Расхожие отсылки всплывают при разговоре об этих стихах, думается, закономерно. Беседа, перепрыгивающая с клише на присловье, с реченья на трюизм, задана читателю самим поэтом. Дорожный цитатник широким слоем дневного остатка лег в ее сны. Готовые концы, готовые начала, безотказно поставляемые поэтам дремлющим умом из осеннего пушкинского эпиграфа. Запретные сны на закате века неистребимо и желанно цитатны, листы сонника переплетены вперемежку с указателями крылатых слов, как, впрочем, и с атласом шоссейных дорог и с, правда, небывалым еще индексом запрещенных каламбуров. Если верно, что поэт пишет на языке своего поколения, то это – язык современников Горбаневской, оглянувшихся с неуместной – на здоровый обывательский взгляд – пристальностью вслед привязавшейся к ним интертекстуальности. Текст оглядывает себя, всматривается в свое фрагментарное отражение в промокательной бумаге, вылавливая там только зеркала цитат, несовершенный конспект ускользающего разговора, расплывшиеся, но узнаваемые по прописным буквам топонимы. Викторинная очевидность чужого слова, конечно, делает неуместной спонтанно-вежливую читательскую отзывчивость, ибо разгадывание вслух заведомо элементарной энигмы решительно невозможно при самых мягкосердечных послаблениях литературного этикета, а будущие комментаторы этих стихов заранее обречены на прутковщину.
В разговоре текста с самим собой сквозь саднящий понедельничный привкус просвечивает веселое упрямство. Вопреки учебникам поэтовых биографий эта поэтическая система неуступчиво статична. Исчисляя всё новые инфинитивы, пробуя на вкус разные фонетические взвеси, с легкостью подчиняясь норову неопробованных размеров и хозяйски скрещивая их, система эта (не станем извиняться за безвинный объективистский синоним для одержимых музами) на свой манер противоборствует потоку времени, рассчитывая пока только на верность своих болельщиков. Да, может быть, еще на то, что друзья в поколенье, разбредшиеся по уголкам сада словесности за новыми и острыми впечатлениями, нагулявшись, вернутся к голосу, звучание которого входило в шум их времени…

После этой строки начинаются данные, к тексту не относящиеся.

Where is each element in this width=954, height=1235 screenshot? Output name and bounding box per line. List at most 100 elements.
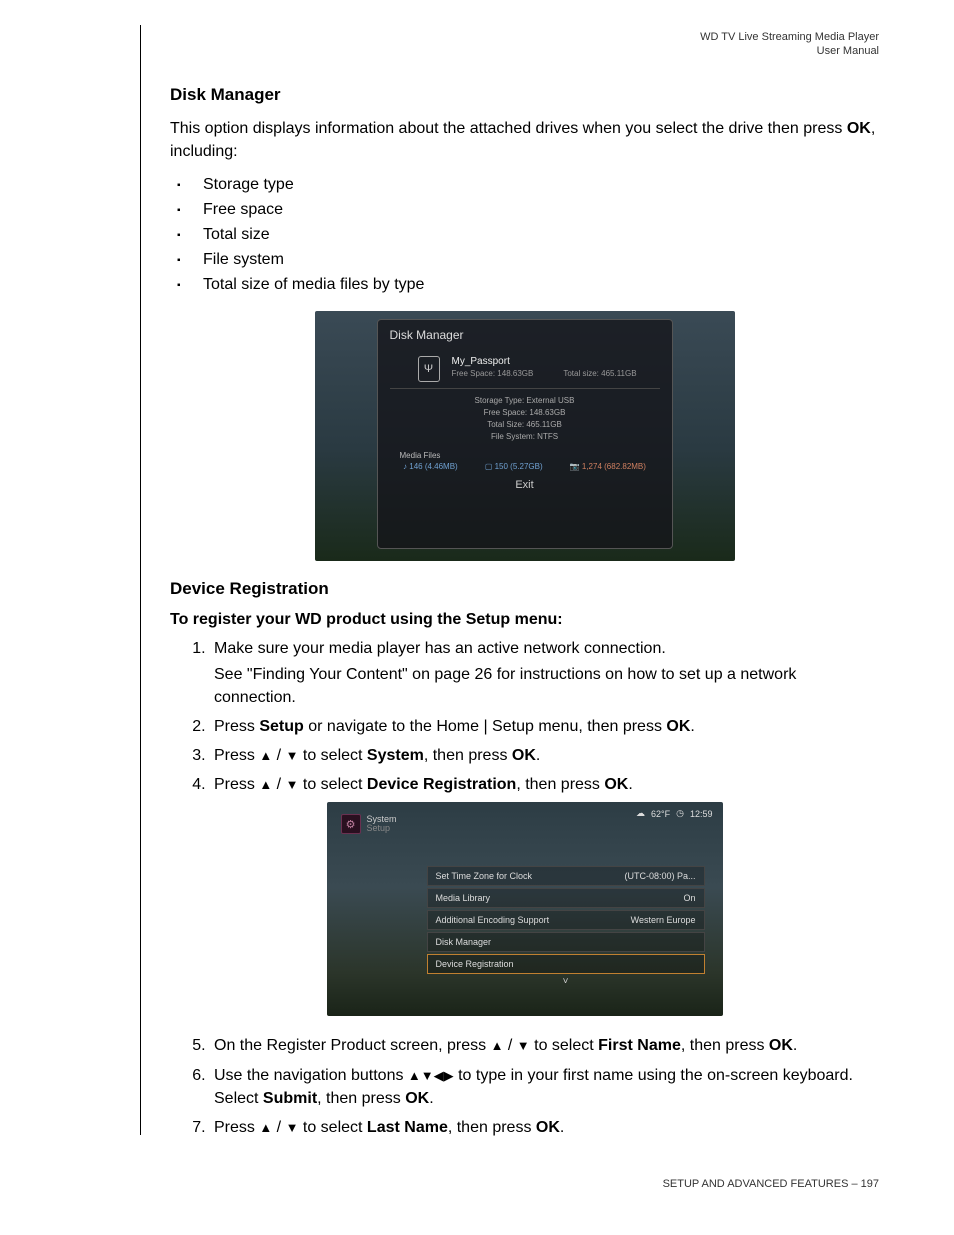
setup-item-selected: Device Registration <box>427 954 705 974</box>
t: , then press <box>516 776 604 793</box>
t: / <box>272 776 285 793</box>
bullet: Free space <box>195 198 879 223</box>
dm-detail-free: Free Space: 148.63GB <box>390 407 660 419</box>
intro-ok: OK <box>847 120 871 137</box>
dm-detail-fs: File System: NTFS <box>390 431 660 443</box>
step-2: Press Setup or navigate to the Home | Se… <box>210 715 879 738</box>
intro-text-a: This option displays information about t… <box>170 120 847 137</box>
t: OK <box>405 1090 429 1107</box>
t: Press <box>214 718 259 735</box>
dm-drive-name: My_Passport <box>452 356 660 367</box>
step-7: Press ▲ / ▼ to select Last Name, then pr… <box>210 1116 879 1139</box>
t: . <box>628 776 632 793</box>
l: Additional Encoding Support <box>436 915 550 925</box>
t: OK <box>536 1119 560 1136</box>
l: Disk Manager <box>436 937 492 947</box>
t: or navigate to the Home | Setup menu, th… <box>304 718 667 735</box>
t: / <box>272 1119 285 1136</box>
up-arrow-icon: ▲ <box>408 1067 421 1086</box>
t: Setup <box>259 718 303 735</box>
t: Device Registration <box>367 776 516 793</box>
dm-media-label: Media Files <box>400 451 660 460</box>
header-line-2: User Manual <box>700 44 879 58</box>
temp-value: 62°F <box>651 809 670 819</box>
up-arrow-icon: ▲ <box>491 1037 504 1056</box>
t: OK <box>512 747 536 764</box>
dm-detail-total: Total Size: 465.11GB <box>390 419 660 431</box>
up-arrow-icon: ▲ <box>259 1119 272 1138</box>
disk-manager-bullets: Storage type Free space Total size File … <box>195 173 879 297</box>
dm-free-space: Free Space: 148.63GB <box>452 369 534 378</box>
step1-line2: See "Finding Your Content" on page 26 fo… <box>214 663 879 709</box>
t: . <box>690 718 694 735</box>
clock-icon: ◷ <box>676 808 684 819</box>
setup-item: Set Time Zone for Clock (UTC-08:00) Pa... <box>427 866 705 886</box>
r: Western Europe <box>631 915 696 925</box>
t: Press <box>214 776 259 793</box>
chevron-down-icon: ˅ <box>427 976 705 987</box>
dm-total-size: Total size: 465.11GB <box>563 369 636 378</box>
steps-list-b: On the Register Product screen, press ▲ … <box>210 1034 879 1139</box>
page-header: WD TV Live Streaming Media Player User M… <box>700 30 879 59</box>
t: OK <box>769 1037 793 1054</box>
right-arrow-icon: ▶ <box>444 1067 454 1086</box>
t: Press <box>214 747 259 764</box>
bullet: Total size <box>195 223 879 248</box>
dm-exit: Exit <box>390 479 660 491</box>
disk-manager-intro: This option displays information about t… <box>170 117 879 163</box>
up-arrow-icon: ▲ <box>259 776 272 795</box>
left-arrow-icon: ◀ <box>434 1067 444 1086</box>
t: to select <box>530 1037 598 1054</box>
r: On <box>683 893 695 903</box>
t: On the Register Product screen, press <box>214 1037 491 1054</box>
dm-media-music: ♪ 146 (4.46MB) <box>403 462 458 471</box>
steps-list-a: Make sure your media player has an activ… <box>210 637 879 796</box>
t: Submit <box>263 1090 317 1107</box>
t: System <box>367 747 424 764</box>
t: OK <box>666 718 690 735</box>
t: to select <box>298 776 366 793</box>
step-5: On the Register Product screen, press ▲ … <box>210 1034 879 1057</box>
dm-media-photo: 📷 1,274 (682.82MB) <box>570 462 646 471</box>
dm-title: Disk Manager <box>390 328 660 342</box>
cloud-icon: ☁ <box>636 808 645 819</box>
t: to select <box>298 747 366 764</box>
up-arrow-icon: ▲ <box>259 747 272 766</box>
disk-manager-screenshot: Disk Manager Ψ My_Passport Free Space: 1… <box>315 311 735 561</box>
down-arrow-icon: ▼ <box>421 1067 434 1086</box>
t: Use the navigation buttons <box>214 1067 408 1084</box>
step-6: Use the navigation buttons ▲▼◀▶ to type … <box>210 1064 879 1110</box>
t: , then press <box>317 1090 405 1107</box>
setup-item: Additional Encoding Support Western Europ… <box>427 910 705 930</box>
crumb-setup: Setup <box>367 824 397 834</box>
dm-detail-storage: Storage Type: External USB <box>390 395 660 407</box>
down-arrow-icon: ▼ <box>286 1119 299 1138</box>
device-registration-heading: Device Registration <box>170 579 879 599</box>
page-footer: SETUP AND ADVANCED FEATURES – 197 <box>663 1178 879 1190</box>
setup-screenshot: ☁ 62°F ◷ 12:59 ⚙ System Setup Set Time Z… <box>327 802 723 1016</box>
step-3: Press ▲ / ▼ to select System, then press… <box>210 744 879 767</box>
t: / <box>503 1037 516 1054</box>
t: , then press <box>448 1119 536 1136</box>
bullet: Storage type <box>195 173 879 198</box>
t: . <box>560 1119 564 1136</box>
t: , then press <box>681 1037 769 1054</box>
usb-icon: Ψ <box>418 356 440 382</box>
r: (UTC-08:00) Pa... <box>624 871 695 881</box>
header-line-1: WD TV Live Streaming Media Player <box>700 30 879 44</box>
l: Media Library <box>436 893 491 903</box>
setup-item: Media Library On <box>427 888 705 908</box>
step-1: Make sure your media player has an activ… <box>210 637 879 709</box>
t: Press <box>214 1119 259 1136</box>
vertical-divider <box>140 25 141 1135</box>
t: . <box>429 1090 433 1107</box>
t: OK <box>604 776 628 793</box>
t: to select <box>298 1119 366 1136</box>
t: . <box>793 1037 797 1054</box>
gear-icon: ⚙ <box>341 814 361 834</box>
l: Set Time Zone for Clock <box>436 871 533 881</box>
disk-manager-heading: Disk Manager <box>170 85 879 105</box>
dm-media-video: ▢ 150 (5.27GB) <box>485 462 543 471</box>
t: Last Name <box>367 1119 448 1136</box>
t: , then press <box>424 747 512 764</box>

Изгнание – почти универсальная судьба русского поэта. Вернее было бы сказать – гонения всякого рода, от мелкой травли до физического истребления. Российское государство начинает гордиться своими гениями после смерти, порой предварительно убив. Велик мартиролог русских писателей двадцатого века. Велик и список изгнанников, начиная от «философского парохода» 1922–1923 годов. По этому поводу Троцкий когда-то написал, что «расстрелять их не было повода, а терпеть было невозможно». Но Николай Гумилев к тому времени был уже расстрелян, а Мандельштаму еще предстояла мученическая кончина на Магадане. Да и сам Троцкий получил свою порцию государственного внимания с помощью ледоруба.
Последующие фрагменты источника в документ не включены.